A sizeable Hippodrome audience on the night, probably about an equal mix of local folk and visitors to the town, lapped it up. Exceed your customers’ expectations, some of those business advisors often say. Whatever those coachloads were expecting, they were more than satisfied. Yes, there is nostalgia by the ladle-full in a programme majoring on great numbers from the musicals, but they are delivered with warmth, with a smile and with genuine affection for the material.

Compere Grant Martins has it nailed. A bright young performer himself, with a golden tenor voice, he also engages an audience who are mainly - with all respect - more than twice his age with quick wit, plenty of ad libs and the sort of cheeky grin that would make any grandmas in the house want to adopt him. “Where are you from, my dear?” he asks Margaret in Row B, and she’s up from Somerset. “It’s rude to ask a lady her age. How much do you weigh...?” The material is just the right side of risqué, but never offensive. In any case, a Hippodrome stage which has hosted every great performer from Max Wall to Des O’Connor, and still echoes with that great heritage, can comfortably afford a saucy seaside joke or two.

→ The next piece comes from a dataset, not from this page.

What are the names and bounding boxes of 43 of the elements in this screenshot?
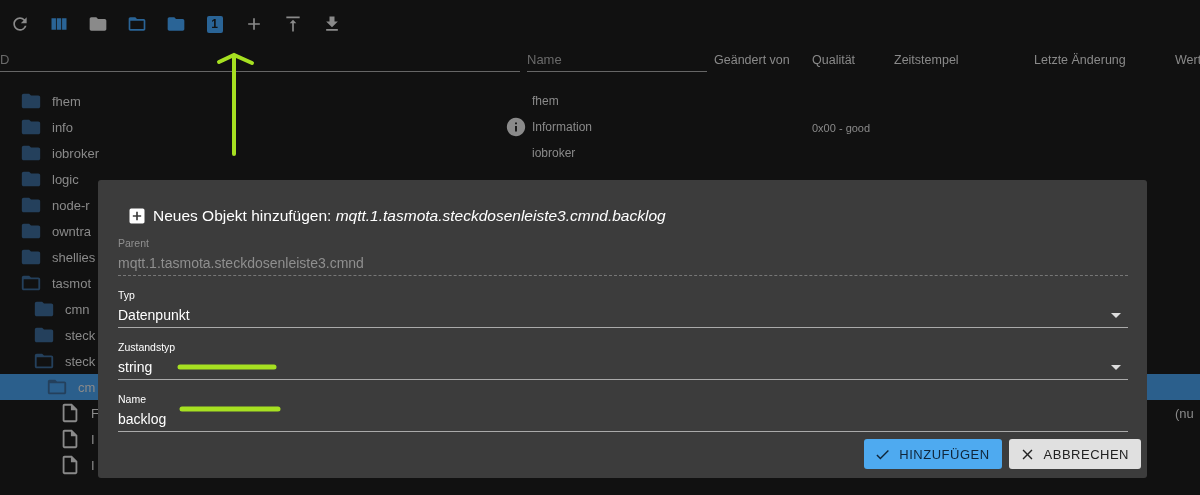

Alongside Grant is a confident, accomplished company. Dance captain Laura Sivers leads brilliantly from the front, and her own astonishing feline solo, to Alex Adams’ Midnight, is a five-star highlight. The other seven ensemble girls - Grace Allen, Eliza Hackett, Rachel Brett, Sarah Baker, Vicky Potter, Becka Wyatt, Amie Woodgate - rise effortlessly to the challenges of Debbie’s tight and exuberant routines.

With Grant and Alex, Tom Hackett and Nick Hollands complete an assured male line-up, with Tom’s Me and My Girl number doing particular justice to his fine lyrical voice. And there is a delightful children’s chorus, as immaculately dressed as their elders and smiling just as brightly: the next generation, no doubt, in the Hippodrome’s never-ending story. Well done to Ria and Layla, Isabella and Amelia, Freddie and Fletcher, and Abigail and Lucy.

The Entire Company - as you have to call them in proper music hall - has the audience in creases with a spoof Victorian melodrama, the final scene of which was milked a little too long, but never mind. And if one number absolutely stands out, it has to be a stunning Good Morning, from Singin’ in the Rain. You had to look twice to be sure it was Sivers, Martins and Adams up there on stage and not Reynolds, Kelly and (Donald) O’Connor.

No reservations? Not really. One or two more recent musical theatre numbers might have added a dimension, but heck, we were already treated to well over two hours of packed programme, so we shouldn’t be greedy. Worth the ticket price, I ventured to suggest to Margaret (74) from Somerset on the way out? Oh no, responded her husband - worth twice the price!

Musicality continues at the Royal Hippodrome Theatre on Tuesdays and Wednesdays at 8.15, and there is a special gala matinee on Wednesday August 31st at 3.30pm.